Im new so the following will likely be wrong is so many ways.
I see a lot going on here, so I want to try to unroll as much as needed to satisfy the itch in the back of my brain.
ya there is a clock domain crossing, but that is easy to spot and needs fixing, but does nothing to explain the bit errors.
I think the problem is more complex. the pattern after 0x200000 has my full attention! and is a red flag for a timing violation.
reg [63:0] data;
......
assign miso = data[bit_to_send];
I think this line is basically guaranteed to generate a timing violation due to how slow this operation will be.
I also think this violation will not show up on any timing report because the destination of this signal is not a flip flop.
When I see this, i see a 64:1 multiplexer being inferred.
A quick google finds
this datasheet which says you don't have mux hardware, but 4bit LUTs.
which can be used to make a 2:1 mux, and if you connect 63 of them together into a 6 layer deep nary tree, you will get the 64:1 mux needed.
This is only part of the problem.
I can't see your top module, clks, constrants, simulation, so im going to make a few generic assumptions.
First is that your logic is good. and simulations perfect.
Im not sure what spi mode zero is off the top of my head, I think its sample on the rising edge. but put that to the side for now. lets look at the tripple O's (order of operation).
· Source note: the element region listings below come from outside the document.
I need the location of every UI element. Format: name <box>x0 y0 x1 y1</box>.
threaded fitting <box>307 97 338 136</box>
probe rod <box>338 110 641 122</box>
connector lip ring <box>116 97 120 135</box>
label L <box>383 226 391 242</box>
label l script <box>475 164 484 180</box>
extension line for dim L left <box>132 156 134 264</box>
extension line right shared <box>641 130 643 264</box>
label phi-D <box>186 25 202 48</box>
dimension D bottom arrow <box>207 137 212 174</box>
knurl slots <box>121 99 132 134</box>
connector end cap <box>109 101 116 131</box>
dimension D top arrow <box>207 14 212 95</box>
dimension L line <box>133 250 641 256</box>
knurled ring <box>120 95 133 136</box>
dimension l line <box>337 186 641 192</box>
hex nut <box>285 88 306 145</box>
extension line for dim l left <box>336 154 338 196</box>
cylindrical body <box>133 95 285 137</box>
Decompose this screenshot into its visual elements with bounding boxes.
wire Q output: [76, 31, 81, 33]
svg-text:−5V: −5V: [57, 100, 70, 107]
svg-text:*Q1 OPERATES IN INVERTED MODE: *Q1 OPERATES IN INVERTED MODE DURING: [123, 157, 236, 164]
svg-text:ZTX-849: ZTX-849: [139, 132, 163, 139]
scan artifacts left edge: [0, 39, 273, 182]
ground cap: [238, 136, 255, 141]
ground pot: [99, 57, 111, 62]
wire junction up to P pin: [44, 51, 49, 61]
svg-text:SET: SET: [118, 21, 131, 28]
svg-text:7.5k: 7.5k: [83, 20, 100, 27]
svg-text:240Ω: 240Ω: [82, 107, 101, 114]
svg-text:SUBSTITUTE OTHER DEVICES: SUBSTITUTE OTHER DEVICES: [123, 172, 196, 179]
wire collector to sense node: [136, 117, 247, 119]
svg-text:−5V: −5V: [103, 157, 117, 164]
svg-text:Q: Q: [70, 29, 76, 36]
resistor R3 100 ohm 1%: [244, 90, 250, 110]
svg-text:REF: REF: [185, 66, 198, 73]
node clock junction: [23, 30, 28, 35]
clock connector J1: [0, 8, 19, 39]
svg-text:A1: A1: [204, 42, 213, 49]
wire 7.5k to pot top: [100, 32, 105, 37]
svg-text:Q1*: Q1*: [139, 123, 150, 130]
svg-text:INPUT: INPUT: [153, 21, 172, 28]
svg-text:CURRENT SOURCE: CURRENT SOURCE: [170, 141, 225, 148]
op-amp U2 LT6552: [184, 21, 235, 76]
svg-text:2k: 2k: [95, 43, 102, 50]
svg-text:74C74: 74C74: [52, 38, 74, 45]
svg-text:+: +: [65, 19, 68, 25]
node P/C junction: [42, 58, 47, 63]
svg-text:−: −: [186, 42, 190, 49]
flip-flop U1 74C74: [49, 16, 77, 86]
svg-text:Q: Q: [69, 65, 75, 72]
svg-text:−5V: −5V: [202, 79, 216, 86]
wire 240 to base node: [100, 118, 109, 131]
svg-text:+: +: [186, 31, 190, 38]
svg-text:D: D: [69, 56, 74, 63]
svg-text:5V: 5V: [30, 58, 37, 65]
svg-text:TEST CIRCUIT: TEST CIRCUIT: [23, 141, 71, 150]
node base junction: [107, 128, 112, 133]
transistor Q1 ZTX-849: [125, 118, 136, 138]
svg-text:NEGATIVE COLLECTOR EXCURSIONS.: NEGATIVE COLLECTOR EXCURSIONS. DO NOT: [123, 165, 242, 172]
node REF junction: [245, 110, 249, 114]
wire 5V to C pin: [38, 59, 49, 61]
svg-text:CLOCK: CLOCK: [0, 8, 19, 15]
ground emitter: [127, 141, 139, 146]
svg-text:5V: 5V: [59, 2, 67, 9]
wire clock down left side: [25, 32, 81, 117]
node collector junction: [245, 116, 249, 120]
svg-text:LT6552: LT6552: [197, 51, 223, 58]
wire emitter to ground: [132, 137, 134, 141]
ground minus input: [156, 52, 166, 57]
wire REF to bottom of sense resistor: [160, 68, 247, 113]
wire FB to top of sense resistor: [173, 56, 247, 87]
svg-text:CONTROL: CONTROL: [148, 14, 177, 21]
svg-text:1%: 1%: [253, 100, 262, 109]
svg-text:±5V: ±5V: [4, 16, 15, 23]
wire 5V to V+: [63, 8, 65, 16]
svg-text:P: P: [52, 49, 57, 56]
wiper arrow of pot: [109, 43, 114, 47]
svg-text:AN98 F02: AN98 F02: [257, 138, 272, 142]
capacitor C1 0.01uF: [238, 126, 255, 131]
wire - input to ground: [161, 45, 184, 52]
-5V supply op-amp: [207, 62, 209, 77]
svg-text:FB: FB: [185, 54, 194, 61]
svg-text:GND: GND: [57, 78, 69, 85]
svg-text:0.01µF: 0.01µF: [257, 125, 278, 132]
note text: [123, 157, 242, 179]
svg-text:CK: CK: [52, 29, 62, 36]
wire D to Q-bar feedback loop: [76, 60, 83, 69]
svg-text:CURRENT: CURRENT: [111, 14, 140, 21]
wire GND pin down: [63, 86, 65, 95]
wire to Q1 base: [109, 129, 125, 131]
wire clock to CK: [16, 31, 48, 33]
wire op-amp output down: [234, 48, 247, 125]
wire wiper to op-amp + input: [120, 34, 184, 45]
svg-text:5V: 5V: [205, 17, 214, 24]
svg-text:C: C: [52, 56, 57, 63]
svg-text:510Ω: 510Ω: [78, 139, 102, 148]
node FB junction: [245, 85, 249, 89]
always @(negedge clk or posedge cs) begin
if (cs) begin
...
end else begin
bit_to_send <= bit_to_send - 1;
end
end
on the negedge of the clock, update `bit_to_send`.
`bit_to_send` then begins propagating through the 64:1 mux.
so if this is the critical path, it will look alot like
data_d > net > lut0 > net > lut1 > net > lut2 > net > lut3 > net > lut4 > net > lut5 > net > miso
Now the spec.
analog.com defines spi mode 0 as
clock Polarity in Idle State - Logic low
Clock Phase Used to Sample and/or Shift the Data - Data sampled on rising edge and shifted out on the falling edge
ok, so we have the tripple O's and spec. what does not match.
ooo says on falling edge, we update bit_to_send and shift out the data. but with a huge delay.
So I think the root of the error is the amount of time it takes to propagate the 64:1 mux.
Quick experiment. register the output and trade the mux for a shift register.
you will have to figure out some new always blocks to handle all of this, your only assigning data at the falling edge of ce.
maybe something like
assign miso = data[63];
....
always @(negedge cs or negedge clk) begin
if( /*cs edge detector magic*/ ) begin
data <= value;
end else begin
data <= data << 1;
end
end
that should remove the 64:1 mux and replace it with a 2:1 mux, that assigns the value to 'data'.
input 0 would be the 'value' port and input 1 would be the (data << 1 ).